Homemade pink Sweet Georgia batts

Pink batt yarn

This first yarn is from two braids of SweetGeorgia, “Oxblood” and “Pomegranate” on BFL. They came to me after a long life of being handled and sitting on shelves, and when I sat down to spin them I found that they were pretty compacted! (This isn’t my usual experience with SG fibre, I think it has more to do with the life this wool led.) Rather than spend hours and hours aggressively predrafting, I let them sit in my stash for a while and marinate, thinking I’d figure out how to use them eventually. Which, funnily enough, I did!

Over the fall, a friend of mine borrowed an electric drumcarder to take on a huge fleece-processing project, and was kind enough to let me use it for an evening. I blended both colourways together on the carder, and ended up with two smallish batts to spin from.

This was my first time spinning from batts, and my first time spinning a true woolen yarn – I worked really hard on getting back into the habit of true long draw.

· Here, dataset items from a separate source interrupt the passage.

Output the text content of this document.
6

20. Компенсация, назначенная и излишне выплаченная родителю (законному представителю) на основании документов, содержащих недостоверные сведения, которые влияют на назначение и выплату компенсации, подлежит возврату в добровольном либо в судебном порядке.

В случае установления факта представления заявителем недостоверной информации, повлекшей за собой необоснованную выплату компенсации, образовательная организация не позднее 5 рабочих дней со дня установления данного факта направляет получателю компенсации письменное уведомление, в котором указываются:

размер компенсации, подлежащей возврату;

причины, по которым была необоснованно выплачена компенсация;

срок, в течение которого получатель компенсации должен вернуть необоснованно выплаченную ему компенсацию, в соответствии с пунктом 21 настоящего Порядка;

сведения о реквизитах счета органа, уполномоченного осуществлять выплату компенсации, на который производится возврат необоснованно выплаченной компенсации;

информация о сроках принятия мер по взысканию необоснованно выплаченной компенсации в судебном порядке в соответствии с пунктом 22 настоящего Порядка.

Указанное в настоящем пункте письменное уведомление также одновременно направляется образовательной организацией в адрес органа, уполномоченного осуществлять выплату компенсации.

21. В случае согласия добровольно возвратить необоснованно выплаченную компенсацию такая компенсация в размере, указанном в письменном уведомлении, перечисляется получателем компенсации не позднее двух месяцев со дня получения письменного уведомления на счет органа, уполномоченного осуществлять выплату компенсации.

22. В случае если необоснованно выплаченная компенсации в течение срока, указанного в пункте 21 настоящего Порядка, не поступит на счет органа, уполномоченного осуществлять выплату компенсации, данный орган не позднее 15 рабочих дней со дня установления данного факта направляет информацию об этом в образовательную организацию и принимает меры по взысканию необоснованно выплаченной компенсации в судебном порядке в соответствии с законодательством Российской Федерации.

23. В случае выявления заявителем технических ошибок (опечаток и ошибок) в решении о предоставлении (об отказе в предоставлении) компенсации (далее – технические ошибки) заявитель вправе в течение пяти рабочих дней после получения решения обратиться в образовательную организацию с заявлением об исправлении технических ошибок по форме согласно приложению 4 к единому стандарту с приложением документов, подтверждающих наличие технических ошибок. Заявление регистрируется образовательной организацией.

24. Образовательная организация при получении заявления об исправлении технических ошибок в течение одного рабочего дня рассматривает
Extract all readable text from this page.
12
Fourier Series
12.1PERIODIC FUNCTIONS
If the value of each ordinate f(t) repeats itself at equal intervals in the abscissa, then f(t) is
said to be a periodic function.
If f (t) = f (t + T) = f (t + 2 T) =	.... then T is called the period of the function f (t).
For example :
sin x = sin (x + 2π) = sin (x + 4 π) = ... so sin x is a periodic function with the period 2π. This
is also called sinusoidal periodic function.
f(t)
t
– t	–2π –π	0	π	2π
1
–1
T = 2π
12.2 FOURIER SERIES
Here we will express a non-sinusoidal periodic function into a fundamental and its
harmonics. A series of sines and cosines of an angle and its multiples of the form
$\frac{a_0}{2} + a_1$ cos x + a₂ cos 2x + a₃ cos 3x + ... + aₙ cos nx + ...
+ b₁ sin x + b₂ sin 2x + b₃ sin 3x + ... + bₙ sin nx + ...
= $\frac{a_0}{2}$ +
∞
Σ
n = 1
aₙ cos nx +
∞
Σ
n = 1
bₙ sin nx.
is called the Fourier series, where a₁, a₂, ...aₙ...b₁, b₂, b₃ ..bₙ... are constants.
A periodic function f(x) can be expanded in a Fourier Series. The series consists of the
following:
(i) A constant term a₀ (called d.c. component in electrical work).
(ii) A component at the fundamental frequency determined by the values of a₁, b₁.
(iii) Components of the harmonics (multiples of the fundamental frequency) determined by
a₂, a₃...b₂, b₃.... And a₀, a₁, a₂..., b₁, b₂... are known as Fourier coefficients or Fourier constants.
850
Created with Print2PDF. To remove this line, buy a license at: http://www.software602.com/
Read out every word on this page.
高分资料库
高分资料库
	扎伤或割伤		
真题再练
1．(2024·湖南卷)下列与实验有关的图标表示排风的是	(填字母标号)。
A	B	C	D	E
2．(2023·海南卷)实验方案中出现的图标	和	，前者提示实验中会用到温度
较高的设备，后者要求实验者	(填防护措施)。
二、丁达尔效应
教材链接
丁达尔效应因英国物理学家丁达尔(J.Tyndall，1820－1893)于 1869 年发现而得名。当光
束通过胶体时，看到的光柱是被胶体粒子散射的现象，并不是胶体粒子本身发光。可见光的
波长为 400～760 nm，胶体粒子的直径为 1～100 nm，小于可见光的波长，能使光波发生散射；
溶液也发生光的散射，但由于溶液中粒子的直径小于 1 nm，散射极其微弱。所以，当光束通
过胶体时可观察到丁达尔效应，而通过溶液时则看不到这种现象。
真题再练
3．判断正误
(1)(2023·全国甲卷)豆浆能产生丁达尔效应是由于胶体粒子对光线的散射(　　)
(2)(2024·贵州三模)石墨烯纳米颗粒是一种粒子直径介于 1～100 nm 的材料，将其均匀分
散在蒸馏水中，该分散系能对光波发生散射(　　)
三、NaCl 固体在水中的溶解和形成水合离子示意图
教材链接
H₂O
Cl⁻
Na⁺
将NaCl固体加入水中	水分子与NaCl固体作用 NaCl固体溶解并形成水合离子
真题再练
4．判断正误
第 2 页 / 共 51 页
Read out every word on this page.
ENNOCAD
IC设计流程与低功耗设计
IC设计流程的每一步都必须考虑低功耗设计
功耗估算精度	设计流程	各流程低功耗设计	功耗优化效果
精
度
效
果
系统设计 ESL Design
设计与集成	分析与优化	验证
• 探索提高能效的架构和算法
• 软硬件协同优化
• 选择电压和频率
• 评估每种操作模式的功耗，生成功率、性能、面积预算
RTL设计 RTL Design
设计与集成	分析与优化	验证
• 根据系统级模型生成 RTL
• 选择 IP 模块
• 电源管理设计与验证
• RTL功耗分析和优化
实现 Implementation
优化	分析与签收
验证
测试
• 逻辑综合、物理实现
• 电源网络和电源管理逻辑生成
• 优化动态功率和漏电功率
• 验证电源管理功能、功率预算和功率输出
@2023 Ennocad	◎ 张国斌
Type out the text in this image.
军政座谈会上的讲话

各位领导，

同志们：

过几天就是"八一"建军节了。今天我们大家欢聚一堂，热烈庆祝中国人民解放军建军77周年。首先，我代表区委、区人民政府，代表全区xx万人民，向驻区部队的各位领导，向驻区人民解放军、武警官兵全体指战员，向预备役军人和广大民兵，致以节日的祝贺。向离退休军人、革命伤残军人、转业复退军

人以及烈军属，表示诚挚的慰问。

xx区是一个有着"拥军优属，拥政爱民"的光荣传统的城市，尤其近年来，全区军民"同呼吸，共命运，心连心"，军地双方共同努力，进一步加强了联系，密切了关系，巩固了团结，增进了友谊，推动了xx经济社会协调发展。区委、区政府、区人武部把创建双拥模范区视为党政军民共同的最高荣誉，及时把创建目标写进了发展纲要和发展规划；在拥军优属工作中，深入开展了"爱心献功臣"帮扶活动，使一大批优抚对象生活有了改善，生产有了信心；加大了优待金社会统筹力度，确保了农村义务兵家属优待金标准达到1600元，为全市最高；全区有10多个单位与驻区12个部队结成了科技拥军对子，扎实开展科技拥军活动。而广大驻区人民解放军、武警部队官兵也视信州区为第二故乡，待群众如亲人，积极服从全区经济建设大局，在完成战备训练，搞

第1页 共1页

I seriously did think I was spinning super ultra fine yarn while I was making the singles, but after plying, it’s obviously a bulky-weight. I think I got about 170m out of 170g. Overall I’m a bit disappointed with yardage, but really pleased with the yarn. It’s very squooshy and just thick-thin enough to have a bit of personality.

Pink batt yarn

Indigodragonfly club merino/cashmere

The most recent spin off my wheel is this fiber, which is an 80/20 merino/cashmere from the Indigodragonfly fiber club. The colourway is “Et Tudyk, Wash?” and the name tickles me every time.

I got a bit better at spinning fine singles for this yarn, and ended up with about 140m of a chain-plied worsted weight. I’ve never spun a cashmere blend before, but it was really pretty fun! The finished yarn is sooooo squishy-soft, and the cashmere bloomed pretty impressively after washing.

Indigodragonfly club merino/cashmere

I am really pleased with how the colours spun up – it was dyed to have short colour repeats, so even with chain-plying it’s more of a variegated yarn than one that’ll self-stripe. I may just pet it and squeeze it and call it George for a while, before I decide to knit anything with it.